After Yirmiyahu was born and I shared the news with people that he has Trisomy 21, I felt so encouraged to hear that there were significant resources in Israel to support his development. Now that he’s three and a half months old, I’m feeling much less supported and encouraged.
I’ve been to plenty of doctors for Yirmiyahu – I’m not going to enumerate them because I think I have in the past! I’ve also taken him to the Child Development Center, where he’s supposed to get supplemental therapies. Before the holidays he had one physical therapy appointment, and I have another scheduled for next week. While I appreciate that, I kept feeling that there should be a lot more early intervention happening.
I haven’t been passively waiting for outside help – I’ve been trying to put together a neurodevelopmental program for Yirmiyahu on my own.

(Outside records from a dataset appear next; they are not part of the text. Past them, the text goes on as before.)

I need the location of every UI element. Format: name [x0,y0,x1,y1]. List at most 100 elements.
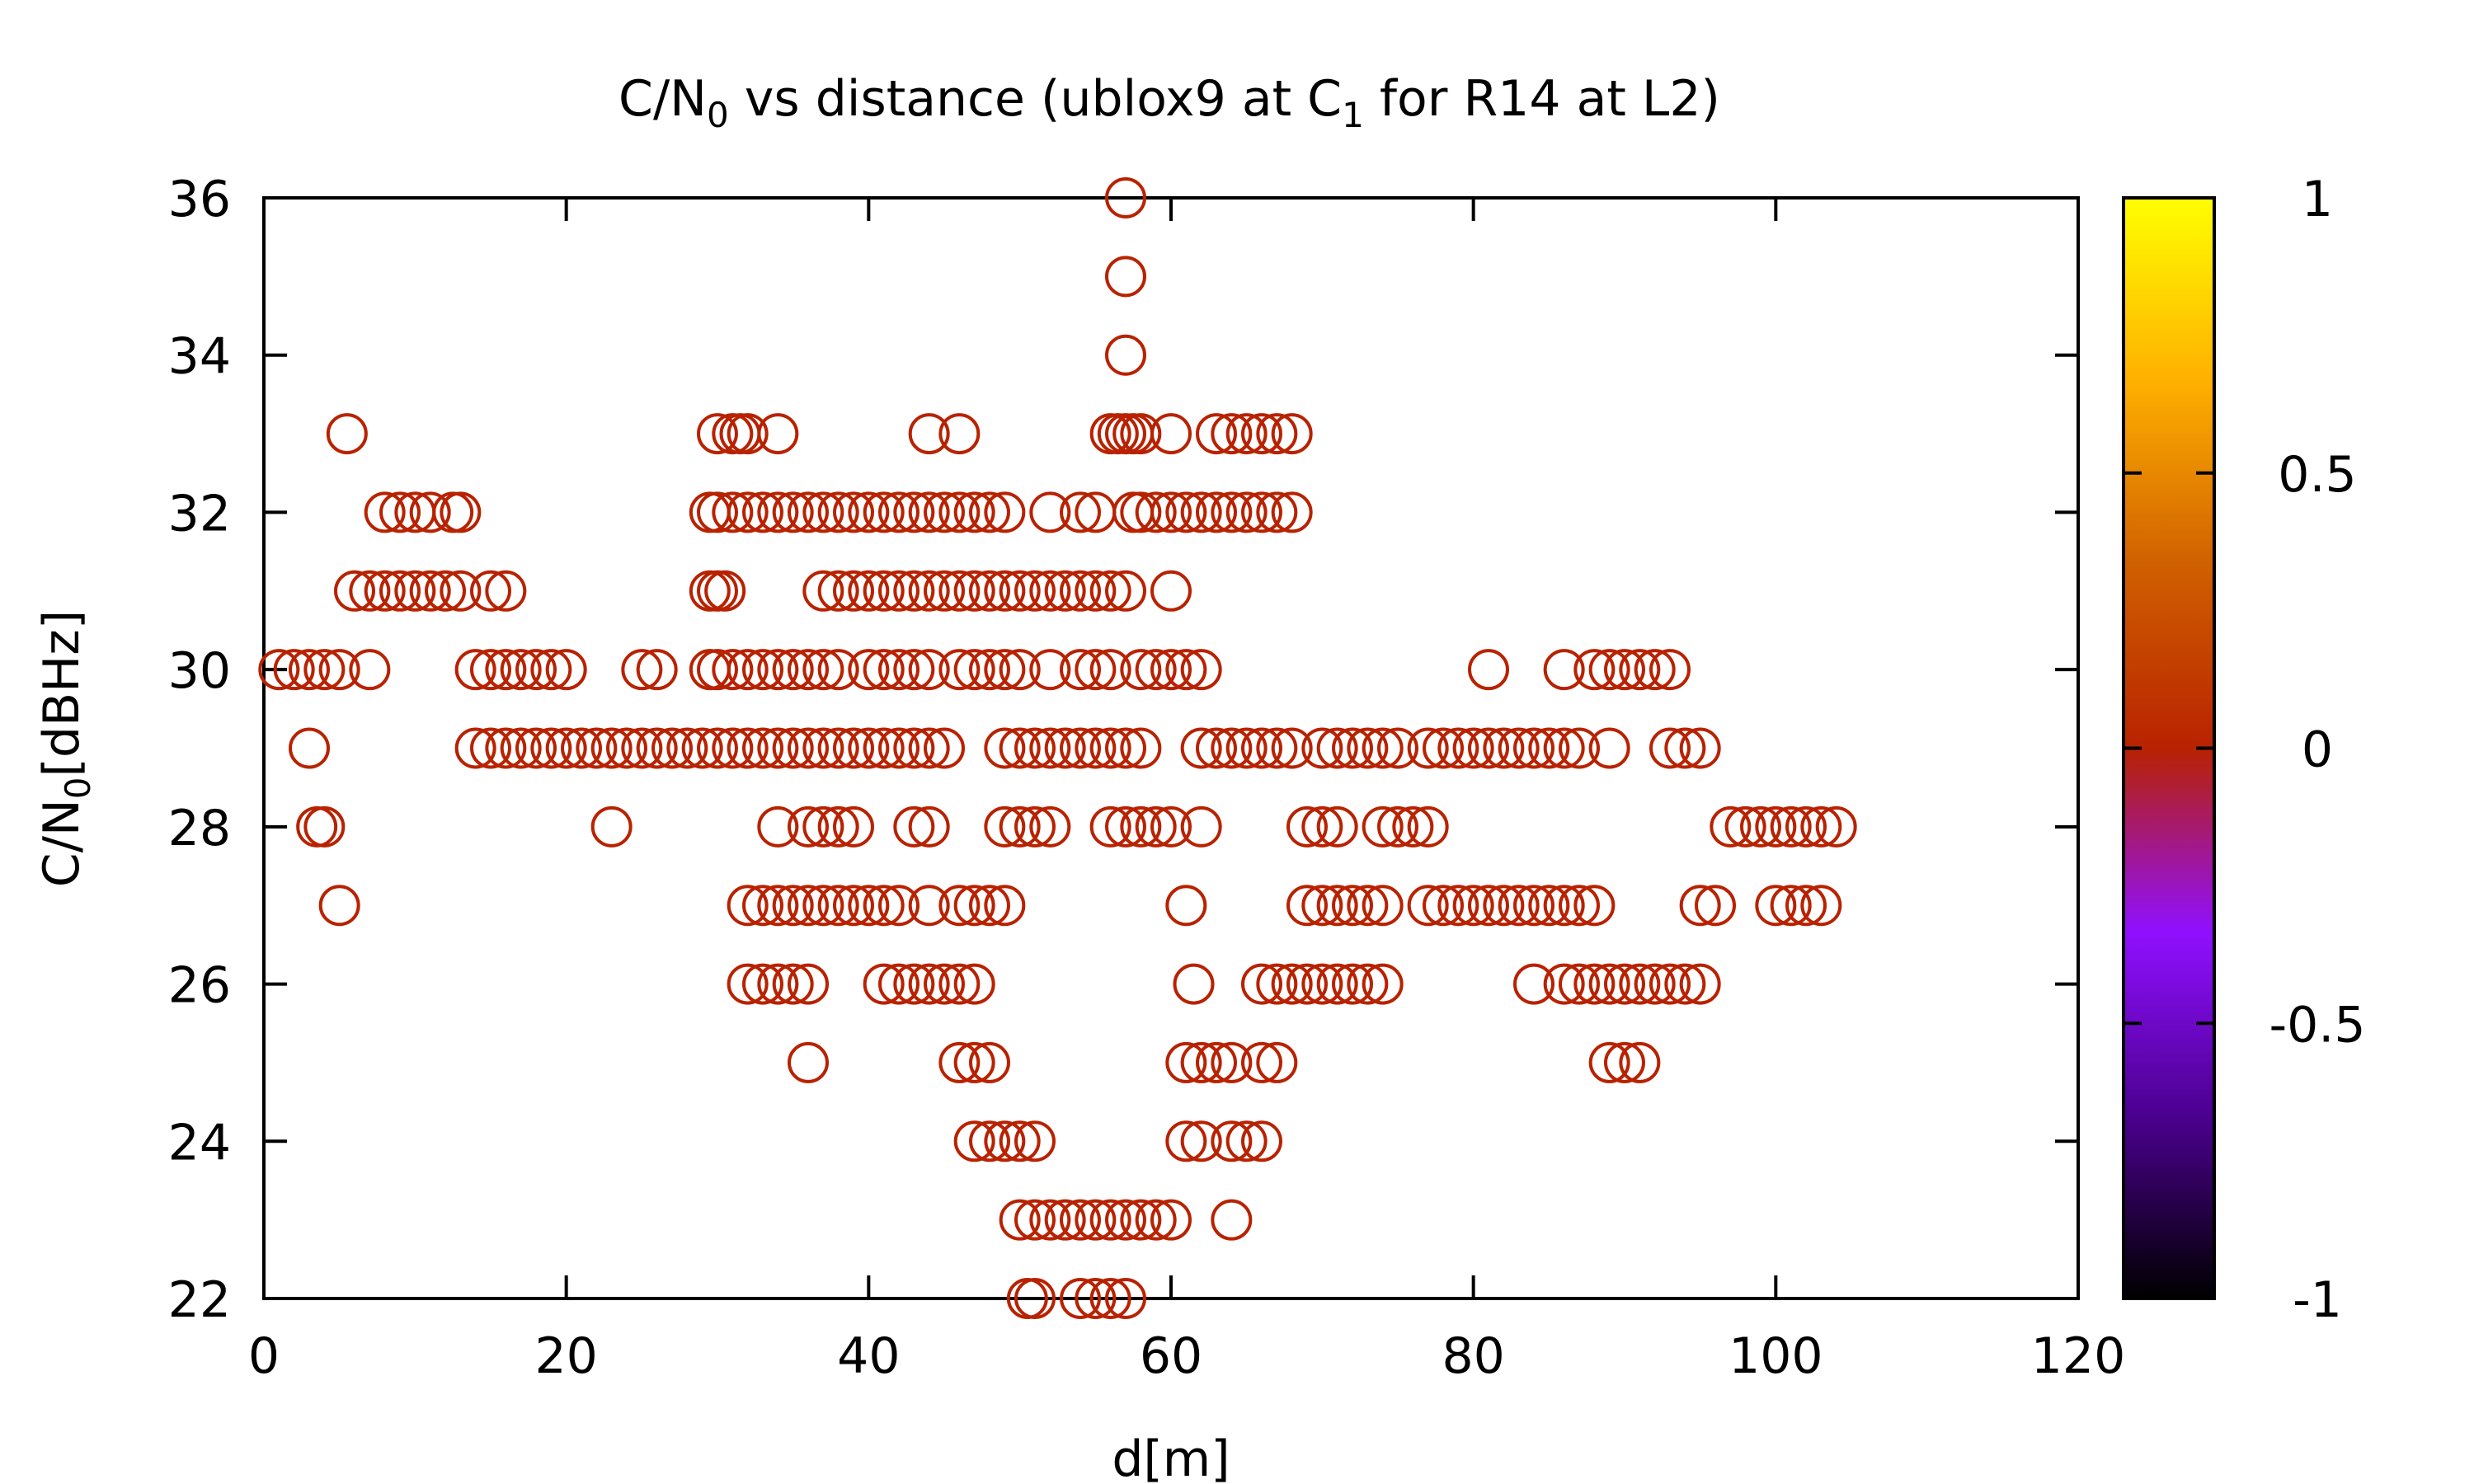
data-point [1060,570,1101,612]
data-point [697,570,738,612]
data-point [893,649,935,691]
data-point [1316,727,1358,769]
data-point [1301,727,1343,769]
data-point [924,570,965,612]
data-point [757,413,799,455]
data-point [1105,1278,1146,1319]
data-point [1573,649,1616,691]
data-point [1256,963,1298,1005]
data-point [1180,1041,1222,1083]
data-point [1392,805,1434,848]
data-point [1089,570,1131,612]
data-point [1089,727,1131,769]
data-point [1347,963,1389,1005]
data-point [1075,727,1117,769]
data-point [1588,727,1630,769]
data-point [802,885,844,927]
data-point [1316,805,1358,848]
data-point [1060,727,1101,769]
data-point [1211,413,1253,455]
data-point [833,727,874,769]
data-point [1180,727,1222,769]
data-point [1196,1041,1237,1083]
data-point [772,885,814,927]
data-point [953,649,995,691]
data-point [878,491,920,533]
data-point [757,885,799,927]
data-point [742,727,783,769]
data-point [848,885,890,927]
data-point [1089,1199,1131,1241]
data-point [1679,885,1721,927]
data-point [1271,491,1313,533]
y-tick-label: 36 [168,171,231,228]
data-point [924,963,965,1005]
data-point [454,727,496,769]
data-point [666,727,708,769]
data-point [969,649,1010,691]
data-point [1211,1041,1253,1083]
data-point [681,727,723,769]
x-axis: 0 20 40 60 80 100 120 [248,198,2125,1385]
data-point [1649,963,1691,1005]
data-point [1528,727,1570,769]
data-point [1800,885,1842,927]
data-point [1332,885,1373,927]
data-point [697,413,738,455]
data-point [530,649,572,691]
data-point [1150,413,1192,455]
data-point [969,570,1010,612]
data-point [788,491,829,533]
y-tick-label: 32 [168,485,231,542]
data-point [1211,727,1253,769]
data-point [1423,885,1464,927]
data-point [712,727,754,769]
y-tick-label: 22 [168,1271,231,1329]
data-point [1029,805,1071,848]
data-point [1120,649,1162,691]
data-point [878,570,920,612]
data-point [1089,805,1131,848]
data-point [1423,727,1464,769]
data-point [757,491,799,533]
data-point [1468,885,1509,927]
data-point [470,570,511,612]
data-point [848,727,890,769]
data-point [1150,649,1192,691]
data-point [1271,727,1313,769]
data-point [1256,413,1298,455]
data-point [984,885,1026,927]
data-point [908,413,950,455]
data-point [1089,649,1131,691]
data-point [802,649,844,691]
data-point [1150,1199,1192,1241]
data-point [1044,1199,1086,1241]
data-point [689,491,731,533]
data-point [409,570,451,612]
data-point [1211,1120,1253,1162]
data-point [984,1120,1026,1162]
data-point [953,1120,995,1162]
colorbar-axis: 1 0.5 0 -0.5 -1 [2124,171,2366,1329]
data-point [454,649,496,691]
data-point [636,649,678,691]
data-point [938,491,981,533]
data-point [1679,963,1721,1005]
data-point [364,570,406,612]
data-point [1332,727,1373,769]
x-tick-label: 120 [2031,1327,2126,1385]
data-point [1301,885,1343,927]
data-point [893,491,935,533]
data-point [863,491,905,533]
data-point [1180,805,1222,848]
data-point [727,885,769,927]
data-point [697,491,738,533]
data-point [1241,1041,1282,1083]
data-point [727,727,769,769]
data-point [1014,1199,1056,1241]
data-point [1029,1199,1071,1241]
data-point [515,649,557,691]
data-point [1513,885,1554,927]
data-point [1452,885,1494,927]
data-point [1029,570,1071,612]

I don’t mean to sound whiny, but I really don’t think I should be needing to reinvent the wheel and figure out everything myself- I’m not living in a third world country and Down sydrome is something there’s a lot of experience with.

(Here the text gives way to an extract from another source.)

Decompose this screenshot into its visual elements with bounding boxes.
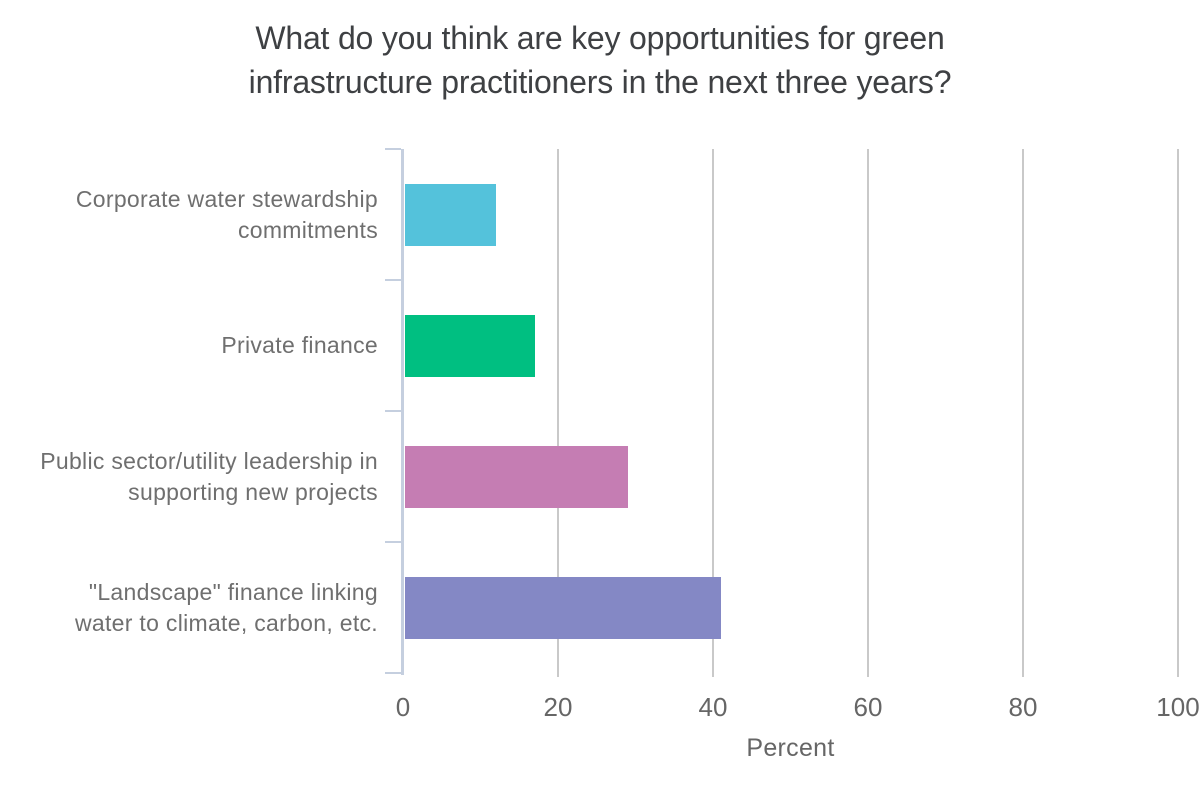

I spent weeks trying to reach the national support organization for parents of children with T21 – no luck. They never answered or called back in response to my repeated messages. I tried to reach the clinic in Jerusalem that specializes in Down syndrome – no luck. Again, no one answered or returned my calls. Finally last week I went into the local health clinic to find out about getting services for Yirmiyahu, and was told I need to speak to his pediatrician (who I’ve seen a number of times already and never suggested anything). I made an appointment for the next morning.

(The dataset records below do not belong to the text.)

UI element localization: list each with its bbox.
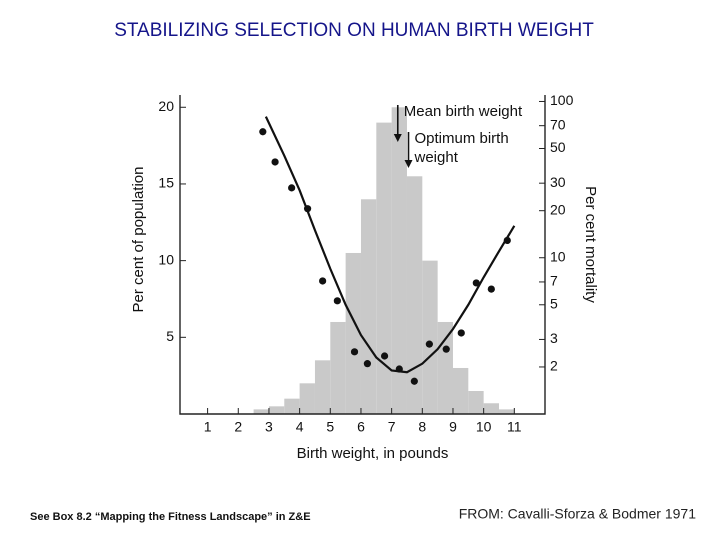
slide-title: STABILIZING SELECTION ON HUMAN BIRTH WEI…: [114, 20, 594, 41]
y2-tick-label: 5: [550, 295, 558, 311]
mortality-point: [410, 377, 418, 385]
y2-tick-label: 7: [550, 273, 558, 289]
histogram-bar: [253, 409, 269, 414]
mortality-point: [363, 360, 372, 368]
x-tick-label: 2: [234, 419, 242, 435]
mortality-point: [380, 352, 389, 360]
y2-tick-label: 2: [550, 358, 558, 374]
y2-tick-label: 3: [550, 330, 558, 346]
y-tick-label: 20: [158, 98, 174, 114]
y2-tick-label: 30: [550, 174, 566, 190]
x-tick-label: 10: [476, 419, 492, 435]
x-tick-label: 5: [326, 419, 334, 435]
histogram-bar: [437, 321, 453, 414]
x-tick-label: 6: [357, 419, 365, 435]
y2-tick-label: 10: [550, 248, 566, 264]
mortality-point: [425, 340, 433, 348]
plot: 1 2 3 4 5 6 7 8 9 10 11 5 10 15 20 2 3 5 7 10 20 30 50 70 100 Bir…: [130, 92, 599, 462]
footer-note: See Box 8.2 “Mapping the Fitness Landsca…: [30, 511, 311, 523]
histogram-bar: [452, 367, 469, 414]
x-tick-label: 1: [204, 419, 212, 435]
y-tick-label: 15: [158, 175, 174, 191]
histogram-bar: [391, 107, 407, 415]
histogram-bar: [406, 176, 423, 414]
arrow-head: [393, 134, 402, 142]
y2-tick-label: 70: [550, 116, 566, 132]
mortality-point: [487, 285, 495, 293]
mortality-point: [457, 329, 465, 337]
mortality-point: [259, 128, 267, 136]
x-tick-label: 4: [296, 419, 304, 435]
histogram-bar: [268, 406, 285, 414]
y2-tick-label: 20: [550, 201, 566, 217]
annotation-text: Mean birth weight: [404, 103, 523, 120]
x-tick-label: 9: [449, 419, 457, 435]
x-axis-label: Birth weight, in pounds: [297, 445, 449, 462]
y-tick-label: 10: [158, 251, 174, 267]
histogram-bar: [299, 383, 315, 414]
histogram-bar: [422, 260, 438, 414]
x-tick-label: 8: [418, 419, 426, 435]
annotation-text: weight: [414, 149, 459, 166]
mortality-point: [442, 345, 450, 353]
mortality-point: [271, 158, 279, 166]
x-tick-label: 7: [388, 419, 396, 435]
mortality-point: [319, 277, 327, 285]
x-tick-label: 11: [507, 419, 522, 435]
histogram-bar: [284, 398, 300, 414]
histogram-bar: [498, 409, 515, 414]
histogram-bar: [468, 390, 484, 414]
annotation-text: Optimum birth: [415, 130, 509, 147]
y-tick-label: 5: [166, 328, 174, 344]
mortality-point: [288, 184, 296, 192]
mortality-point: [333, 297, 341, 305]
fitted-curve: [264, 116, 516, 374]
mortality-point: [472, 279, 480, 287]
histogram-bar: [345, 252, 361, 414]
histogram-bar: [330, 321, 346, 414]
histogram-bar: [314, 360, 331, 414]
mortality-point: [350, 348, 359, 356]
footer-source: FROM: Cavalli-Sforza & Bodmer 1971: [459, 506, 697, 522]
y2-tick-label: 100: [550, 92, 574, 108]
y2-tick-label: 50: [550, 139, 566, 155]
histogram-bar: [360, 199, 377, 414]
y-axis-label: Per cent of population: [130, 167, 147, 313]
y2-axis-label: Per cent mortality: [582, 186, 599, 303]
arrow-head: [404, 160, 413, 168]
histogram-bar: [483, 403, 499, 414]
axis-frame: [179, 95, 546, 415]
histogram-bar: [376, 122, 392, 414]
x-tick-label: 3: [265, 419, 273, 435]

That night, I called someone in Jerusalem with an eleven year old son with T21 to find out what is normal – maybe my expectations were totally off? She told me the norm is that from the time the baby is very little, he gets therapy at least three times a week – once speech therapy, once occupational therapy, once physical therapy. I also learned that she was able to successfully breastfeed her baby exclusively thanks to the exercises the speech therapist gave her. Nice.
Now armed with the knowledge that others in different parts of the country in the same situation as me are getting significantly more services, I went to see the pediatrician. She told me that the Child Development Center here is perfectly fine and if they don’t offer more services, it’s because it’s not necessary. Then she demanded, “What kind of occupational therapy are they going to do on a baby so young?” and without giving me a chance to answer, told me that there’s no such thing as occupational therapy for a three month old.
So I went to go see the doctor who is in charge of the Child Development Center. She reminded me that I had already had an appointment in the beginning of September for physical therapy and that I had another one scheduled for the end of October. Yes, but doesn’t once in seven weeks seem….well, pathetic? Apparently not.
She told me that she will meet with me in a month to discuss this because she doesn’t want me to feel deprived or to think that I’m not getting services I should be getting. Personally, I think she should worry less about my feelings and more about making sure my baby gets the support he needs. When I told her that in other parts of Israel parents of babies with T21 are getting multiple therapies a week, she told me that a baby should only have one person working with him and that’s the physical therapist.
This was so frustrating. Despite it being well-known how important it is to help babies with T21 very early on in their lives, somehow this isn’t happening here. I felt like I was in the Twilight Zone when I was talking to both of these doctors. My partial comfort is that I’m working with Yirmiyahu on a few developmental areas and I hope he’s not suffering for lack of support, but it would be nice to get some support from trained professionals.
Later that day I was happy to get a call from the Feuerstein Institute in Jerusalem, which specializes in brain development and rehabilitation, and they’ve had a lot of success working with children with Down syndrome. I had been trying to reach them for several days and left a couple of messages, but due to my experience with not having my calls returned, I wasn’t expecting to hear from them. It was so validating to speak to someone there who told me this is absolutely a critical time to start working with him. She told me the person who works with babies will call me and we can schedule an evaluation – this is private, however, and I don’t know how long their waiting list is for infants. (I’ve heard that it can be months for adults.) Hopefully we can get him seen soon.
You know what the doctors seem to be most worried about? His weight. Although he’s gaining weight nicely now that he’s started supplemental bottles, he still remains under the average growth curve. (I pointed out that on the T21 growth chart he’s in the fiftieth percentile but was told that’s not relevant. Why is there a different growth chart for babies with Down syndrome if it’s not relevant??) My Israeli friend laughed when I told her about this and told me this is what they tell most mothers in the country, that their babies need to gain weight. I suppose that’s reassuring but what would be more reassuring is if I could actually get some meaningful assistance for my baby!